ISEE builds self-driving yard trucks for logistics hubs using Nvidia Jetson, PyTorch, and LiDAR-based sensor fusion. The stack reveals heavy embedded systems focus (Embedded C, STM32, CAN protocols) paired with modern ML frameworks—a design pattern for real-time, safety-critical autonomy. Pain points around ISO 26262 compliance and safety-critical software, combined with active deployment cycles, indicate ISEE is transitioning from R&D into production operations, with engineering resources concentrated on vehicle systems and ops teams scaling customer launches.

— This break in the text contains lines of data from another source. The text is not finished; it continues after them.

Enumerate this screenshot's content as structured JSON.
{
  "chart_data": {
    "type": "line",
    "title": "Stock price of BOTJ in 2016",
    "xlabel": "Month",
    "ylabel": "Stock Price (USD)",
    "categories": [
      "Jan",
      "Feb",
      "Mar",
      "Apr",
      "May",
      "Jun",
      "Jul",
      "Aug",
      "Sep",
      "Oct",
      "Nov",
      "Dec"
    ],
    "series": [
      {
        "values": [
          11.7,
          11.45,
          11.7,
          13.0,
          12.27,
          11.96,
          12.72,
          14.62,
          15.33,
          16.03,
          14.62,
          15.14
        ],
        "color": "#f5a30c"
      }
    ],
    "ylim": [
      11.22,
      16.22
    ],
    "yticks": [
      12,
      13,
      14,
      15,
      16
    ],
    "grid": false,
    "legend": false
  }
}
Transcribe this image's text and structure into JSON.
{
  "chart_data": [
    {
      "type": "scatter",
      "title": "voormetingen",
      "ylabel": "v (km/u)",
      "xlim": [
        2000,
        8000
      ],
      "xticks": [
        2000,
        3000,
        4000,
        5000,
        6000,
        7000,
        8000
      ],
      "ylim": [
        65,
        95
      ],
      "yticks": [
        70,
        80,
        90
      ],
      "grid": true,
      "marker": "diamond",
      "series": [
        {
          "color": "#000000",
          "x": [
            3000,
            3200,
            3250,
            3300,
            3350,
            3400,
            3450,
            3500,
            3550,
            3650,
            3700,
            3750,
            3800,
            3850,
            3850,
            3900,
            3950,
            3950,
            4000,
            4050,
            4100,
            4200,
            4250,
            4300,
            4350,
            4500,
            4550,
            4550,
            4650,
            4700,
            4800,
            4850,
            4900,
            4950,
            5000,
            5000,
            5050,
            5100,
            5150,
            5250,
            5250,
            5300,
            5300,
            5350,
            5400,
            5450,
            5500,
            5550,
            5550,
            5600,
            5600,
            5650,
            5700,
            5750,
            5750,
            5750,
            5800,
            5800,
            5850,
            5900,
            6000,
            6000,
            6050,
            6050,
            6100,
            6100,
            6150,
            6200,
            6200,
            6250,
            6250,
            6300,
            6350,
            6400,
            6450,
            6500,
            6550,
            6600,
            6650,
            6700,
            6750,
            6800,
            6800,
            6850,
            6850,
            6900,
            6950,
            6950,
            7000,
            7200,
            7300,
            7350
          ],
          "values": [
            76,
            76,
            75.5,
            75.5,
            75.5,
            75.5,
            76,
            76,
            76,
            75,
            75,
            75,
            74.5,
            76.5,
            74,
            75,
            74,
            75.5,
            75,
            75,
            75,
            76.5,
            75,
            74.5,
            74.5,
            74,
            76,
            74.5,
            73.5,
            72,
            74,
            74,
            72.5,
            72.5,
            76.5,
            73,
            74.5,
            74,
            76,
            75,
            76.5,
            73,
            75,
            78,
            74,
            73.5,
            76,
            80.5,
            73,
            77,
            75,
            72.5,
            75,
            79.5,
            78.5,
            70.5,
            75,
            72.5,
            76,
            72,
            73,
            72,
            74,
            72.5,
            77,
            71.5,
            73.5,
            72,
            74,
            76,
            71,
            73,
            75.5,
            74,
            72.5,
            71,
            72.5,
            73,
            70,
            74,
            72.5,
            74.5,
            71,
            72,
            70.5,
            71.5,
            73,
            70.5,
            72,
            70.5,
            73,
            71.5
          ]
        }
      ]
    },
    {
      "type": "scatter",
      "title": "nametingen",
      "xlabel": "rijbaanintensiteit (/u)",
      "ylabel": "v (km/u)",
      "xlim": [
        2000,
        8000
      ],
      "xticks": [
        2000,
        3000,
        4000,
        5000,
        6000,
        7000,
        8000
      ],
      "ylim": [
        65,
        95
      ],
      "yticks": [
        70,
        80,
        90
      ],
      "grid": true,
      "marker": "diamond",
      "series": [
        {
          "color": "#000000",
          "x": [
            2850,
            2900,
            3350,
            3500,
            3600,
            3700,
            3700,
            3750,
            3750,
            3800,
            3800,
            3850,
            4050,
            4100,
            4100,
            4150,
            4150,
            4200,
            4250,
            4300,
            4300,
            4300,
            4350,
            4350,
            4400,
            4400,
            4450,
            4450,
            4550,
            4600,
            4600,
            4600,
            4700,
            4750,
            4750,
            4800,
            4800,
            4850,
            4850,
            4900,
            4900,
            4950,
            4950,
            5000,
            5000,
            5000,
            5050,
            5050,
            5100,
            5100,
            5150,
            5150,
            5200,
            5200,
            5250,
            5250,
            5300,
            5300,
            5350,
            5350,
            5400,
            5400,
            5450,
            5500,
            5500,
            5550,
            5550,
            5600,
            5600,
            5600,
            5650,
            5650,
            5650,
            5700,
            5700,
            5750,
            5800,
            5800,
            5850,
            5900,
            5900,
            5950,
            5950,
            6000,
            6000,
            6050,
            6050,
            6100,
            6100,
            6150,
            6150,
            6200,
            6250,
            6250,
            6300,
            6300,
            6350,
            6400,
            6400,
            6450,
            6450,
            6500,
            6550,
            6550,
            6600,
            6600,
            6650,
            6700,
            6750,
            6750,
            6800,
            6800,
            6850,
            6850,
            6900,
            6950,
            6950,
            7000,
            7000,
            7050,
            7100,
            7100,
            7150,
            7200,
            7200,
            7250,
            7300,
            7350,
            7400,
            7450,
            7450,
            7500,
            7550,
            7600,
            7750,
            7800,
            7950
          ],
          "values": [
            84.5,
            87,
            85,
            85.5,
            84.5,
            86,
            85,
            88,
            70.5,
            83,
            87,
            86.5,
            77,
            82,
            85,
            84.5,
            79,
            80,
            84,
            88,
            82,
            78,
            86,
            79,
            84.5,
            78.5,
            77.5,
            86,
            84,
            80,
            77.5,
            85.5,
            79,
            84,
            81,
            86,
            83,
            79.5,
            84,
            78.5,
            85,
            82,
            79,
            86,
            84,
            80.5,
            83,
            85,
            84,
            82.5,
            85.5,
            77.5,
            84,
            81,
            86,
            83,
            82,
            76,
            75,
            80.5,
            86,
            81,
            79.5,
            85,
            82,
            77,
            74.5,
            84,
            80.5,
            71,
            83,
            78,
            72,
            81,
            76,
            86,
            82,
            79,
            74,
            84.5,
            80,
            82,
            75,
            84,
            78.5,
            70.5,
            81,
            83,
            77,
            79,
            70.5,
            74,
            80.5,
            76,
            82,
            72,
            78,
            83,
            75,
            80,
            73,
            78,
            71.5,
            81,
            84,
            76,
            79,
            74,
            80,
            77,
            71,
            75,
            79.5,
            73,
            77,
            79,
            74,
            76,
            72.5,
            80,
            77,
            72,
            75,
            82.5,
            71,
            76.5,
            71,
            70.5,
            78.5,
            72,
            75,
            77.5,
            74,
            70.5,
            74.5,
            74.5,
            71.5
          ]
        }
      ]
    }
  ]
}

ISEE is an MIT-spun autonomous vehicle company building self-driving trucks for warehouse and yard operations at major logistics companies. The product automates material handling and container movement in customer logistics hubs, reducing labor and improving safety. The company operates with a 51–200-person team split between core engineering (vehicle software and hardware stacks), operations (deployment and customer support), and logistics coordination, headquartered in Cambridge, Massachusetts and founded in 2017. Active projects span full-stack autonomy: sensor fusion calibration, simulation validation, computer vision algorithms, and on-site pilot launches.
ISEE's stack centers on Nvidia Jetson edge processors, PyTorch and TensorFlow for ML, LiDAR and GNSS for perception, and embedded systems (Embedded C, STM32, CAN protocols) for vehicle control. ROS provides the autonomy middleware.
ISEE's focus is deploying autonomous yard trucks in customer logistics hubs. Active projects include multimodal sensor fusion, simulation validation, computer vision algorithms, and on-site launches and pilots with customers.